Ripple converts dollars into XRP and then back into pounds.
If RLUSD can do exactly the same thing, questions will be asked about XRP’s relevance.
That is a bridge Ripple will have to cross if it gets to that point.
Tokenisation Partners
Another interesting finding from Ripple’s survey is that most banks and asset managers are seeking tokenisation partners to help execute their strategies.
Some 89% of respondents said digital asset storage and custody were top priority. “Token servicing/lifecycle management also ranks highly for banks at 82%, while asset managers place greater emphasis on primary distribution at 80%,” Ripple found.

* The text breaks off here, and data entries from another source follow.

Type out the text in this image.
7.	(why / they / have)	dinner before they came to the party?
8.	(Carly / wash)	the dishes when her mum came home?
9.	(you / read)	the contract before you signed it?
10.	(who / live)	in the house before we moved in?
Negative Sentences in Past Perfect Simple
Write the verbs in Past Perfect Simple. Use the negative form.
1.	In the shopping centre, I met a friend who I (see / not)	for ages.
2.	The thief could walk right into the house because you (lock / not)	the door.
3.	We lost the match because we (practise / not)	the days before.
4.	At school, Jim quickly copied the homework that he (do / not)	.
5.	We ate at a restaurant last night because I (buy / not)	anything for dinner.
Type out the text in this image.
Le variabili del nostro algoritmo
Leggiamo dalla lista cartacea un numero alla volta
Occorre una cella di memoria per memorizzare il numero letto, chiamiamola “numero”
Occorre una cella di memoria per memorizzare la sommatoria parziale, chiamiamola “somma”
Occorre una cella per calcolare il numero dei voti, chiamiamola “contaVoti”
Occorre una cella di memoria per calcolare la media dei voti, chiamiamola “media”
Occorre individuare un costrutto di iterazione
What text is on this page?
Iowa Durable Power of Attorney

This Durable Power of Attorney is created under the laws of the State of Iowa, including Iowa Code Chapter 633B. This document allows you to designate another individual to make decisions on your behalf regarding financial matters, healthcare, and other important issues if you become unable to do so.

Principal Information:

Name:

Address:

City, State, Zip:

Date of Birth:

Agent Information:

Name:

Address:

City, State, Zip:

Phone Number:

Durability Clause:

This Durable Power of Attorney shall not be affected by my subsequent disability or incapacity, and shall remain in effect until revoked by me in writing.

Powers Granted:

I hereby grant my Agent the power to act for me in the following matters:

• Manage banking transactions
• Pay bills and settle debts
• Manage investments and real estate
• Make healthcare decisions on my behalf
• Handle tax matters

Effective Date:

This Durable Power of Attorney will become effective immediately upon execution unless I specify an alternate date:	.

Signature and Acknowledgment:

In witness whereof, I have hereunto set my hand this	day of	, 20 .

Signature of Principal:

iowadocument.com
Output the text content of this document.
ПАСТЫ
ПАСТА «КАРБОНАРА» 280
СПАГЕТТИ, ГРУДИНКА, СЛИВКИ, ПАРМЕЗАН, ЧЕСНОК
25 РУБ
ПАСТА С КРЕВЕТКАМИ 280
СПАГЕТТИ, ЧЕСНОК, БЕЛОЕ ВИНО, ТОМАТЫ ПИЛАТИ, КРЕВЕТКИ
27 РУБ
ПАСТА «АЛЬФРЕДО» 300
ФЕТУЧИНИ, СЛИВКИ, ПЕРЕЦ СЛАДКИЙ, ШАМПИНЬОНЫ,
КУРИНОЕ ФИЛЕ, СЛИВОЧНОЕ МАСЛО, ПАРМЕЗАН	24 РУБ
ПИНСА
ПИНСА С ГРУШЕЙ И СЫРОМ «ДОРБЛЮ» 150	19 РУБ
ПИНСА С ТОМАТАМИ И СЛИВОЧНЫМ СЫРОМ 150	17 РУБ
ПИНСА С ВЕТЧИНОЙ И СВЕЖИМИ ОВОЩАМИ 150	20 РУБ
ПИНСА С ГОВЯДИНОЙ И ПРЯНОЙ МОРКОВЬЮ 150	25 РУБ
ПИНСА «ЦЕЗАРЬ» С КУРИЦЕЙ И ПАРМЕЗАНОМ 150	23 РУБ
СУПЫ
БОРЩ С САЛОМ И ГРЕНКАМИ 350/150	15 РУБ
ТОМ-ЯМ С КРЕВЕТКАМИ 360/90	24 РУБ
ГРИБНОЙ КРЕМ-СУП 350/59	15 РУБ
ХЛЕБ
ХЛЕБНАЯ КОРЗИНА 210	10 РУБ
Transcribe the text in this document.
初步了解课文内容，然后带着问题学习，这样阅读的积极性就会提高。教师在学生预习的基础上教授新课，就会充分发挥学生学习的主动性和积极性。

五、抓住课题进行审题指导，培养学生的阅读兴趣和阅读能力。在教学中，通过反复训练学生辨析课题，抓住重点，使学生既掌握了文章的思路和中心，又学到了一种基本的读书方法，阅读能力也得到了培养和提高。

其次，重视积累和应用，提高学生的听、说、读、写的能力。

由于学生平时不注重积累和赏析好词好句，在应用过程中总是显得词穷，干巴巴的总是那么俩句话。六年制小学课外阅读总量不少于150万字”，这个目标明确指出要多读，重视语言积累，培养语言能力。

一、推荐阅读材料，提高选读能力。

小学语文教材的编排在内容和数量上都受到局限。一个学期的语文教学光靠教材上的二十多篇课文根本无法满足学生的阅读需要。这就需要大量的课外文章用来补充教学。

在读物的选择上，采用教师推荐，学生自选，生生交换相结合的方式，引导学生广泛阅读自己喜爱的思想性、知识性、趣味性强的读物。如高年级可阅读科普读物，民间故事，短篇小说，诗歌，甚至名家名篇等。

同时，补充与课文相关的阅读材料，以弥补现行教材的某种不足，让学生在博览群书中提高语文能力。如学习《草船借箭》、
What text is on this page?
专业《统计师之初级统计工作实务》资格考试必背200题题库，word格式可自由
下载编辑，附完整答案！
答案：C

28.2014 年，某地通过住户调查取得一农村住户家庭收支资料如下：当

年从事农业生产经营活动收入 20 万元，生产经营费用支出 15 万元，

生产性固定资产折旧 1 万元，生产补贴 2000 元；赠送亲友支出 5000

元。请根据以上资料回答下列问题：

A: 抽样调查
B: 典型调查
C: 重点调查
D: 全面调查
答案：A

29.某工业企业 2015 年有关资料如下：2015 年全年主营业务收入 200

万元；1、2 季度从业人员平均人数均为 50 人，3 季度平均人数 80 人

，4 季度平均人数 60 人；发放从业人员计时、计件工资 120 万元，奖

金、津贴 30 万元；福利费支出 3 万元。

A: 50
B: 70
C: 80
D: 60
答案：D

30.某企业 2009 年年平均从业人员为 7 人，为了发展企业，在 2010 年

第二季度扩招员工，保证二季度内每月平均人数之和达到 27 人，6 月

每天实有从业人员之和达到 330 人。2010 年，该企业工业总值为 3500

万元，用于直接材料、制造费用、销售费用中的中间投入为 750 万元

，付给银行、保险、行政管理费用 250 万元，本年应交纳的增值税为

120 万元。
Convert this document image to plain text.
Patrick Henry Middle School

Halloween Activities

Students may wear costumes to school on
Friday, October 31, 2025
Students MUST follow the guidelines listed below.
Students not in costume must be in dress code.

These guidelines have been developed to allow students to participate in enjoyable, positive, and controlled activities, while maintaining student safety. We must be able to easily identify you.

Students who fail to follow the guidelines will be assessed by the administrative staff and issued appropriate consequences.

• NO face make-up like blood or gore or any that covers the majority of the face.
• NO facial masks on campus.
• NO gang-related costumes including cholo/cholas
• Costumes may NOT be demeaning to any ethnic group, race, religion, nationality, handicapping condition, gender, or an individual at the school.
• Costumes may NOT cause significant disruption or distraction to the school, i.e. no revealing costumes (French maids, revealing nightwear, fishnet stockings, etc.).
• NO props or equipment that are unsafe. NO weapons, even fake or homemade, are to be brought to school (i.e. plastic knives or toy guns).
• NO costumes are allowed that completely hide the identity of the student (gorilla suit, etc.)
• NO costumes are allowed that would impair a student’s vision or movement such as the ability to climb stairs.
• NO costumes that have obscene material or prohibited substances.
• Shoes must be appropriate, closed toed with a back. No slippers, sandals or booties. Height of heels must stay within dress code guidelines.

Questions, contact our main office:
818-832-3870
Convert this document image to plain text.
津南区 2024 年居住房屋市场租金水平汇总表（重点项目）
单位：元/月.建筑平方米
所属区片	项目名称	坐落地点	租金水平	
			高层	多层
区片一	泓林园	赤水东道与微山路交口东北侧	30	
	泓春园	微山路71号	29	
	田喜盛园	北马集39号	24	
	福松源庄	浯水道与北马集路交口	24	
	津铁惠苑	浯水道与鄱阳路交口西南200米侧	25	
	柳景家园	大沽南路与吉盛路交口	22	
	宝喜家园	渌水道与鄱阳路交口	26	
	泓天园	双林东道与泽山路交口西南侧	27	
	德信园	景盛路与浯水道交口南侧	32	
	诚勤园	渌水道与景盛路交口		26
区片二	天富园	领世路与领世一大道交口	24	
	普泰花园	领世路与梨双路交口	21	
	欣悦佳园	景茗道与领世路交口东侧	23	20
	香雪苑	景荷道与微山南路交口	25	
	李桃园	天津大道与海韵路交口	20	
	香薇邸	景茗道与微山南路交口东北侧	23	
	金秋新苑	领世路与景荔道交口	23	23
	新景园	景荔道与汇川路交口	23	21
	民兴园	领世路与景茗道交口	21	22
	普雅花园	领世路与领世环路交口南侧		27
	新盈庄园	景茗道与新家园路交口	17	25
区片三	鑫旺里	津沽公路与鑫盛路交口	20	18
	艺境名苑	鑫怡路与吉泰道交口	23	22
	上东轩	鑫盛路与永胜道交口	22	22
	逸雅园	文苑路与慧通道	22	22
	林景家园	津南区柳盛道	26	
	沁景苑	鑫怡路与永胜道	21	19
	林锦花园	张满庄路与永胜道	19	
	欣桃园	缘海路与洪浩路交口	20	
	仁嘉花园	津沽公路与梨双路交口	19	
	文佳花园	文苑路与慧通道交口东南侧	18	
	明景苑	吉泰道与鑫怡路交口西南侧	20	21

The survey also revealed that just more than half of fintechs and financial institutions want an infrastructure provider that can offer a “one-stop-shop solution”. This rose to 71% among corporate financial leaders.
Ripple attributes this to institutions and firms wanting uncomplicated, cohesive systems.
Infrastructure Rules
In its final analysis, Ripple says companies across the board are looking for partners and solutions that are “secure, compliant, battle-tested and that enable growth and execution”.
“The message is clear: infrastructure decisions made today will shape competitive positioning tomorrow.”
No surprise that this is precisely where Ripple is placing much of its focus.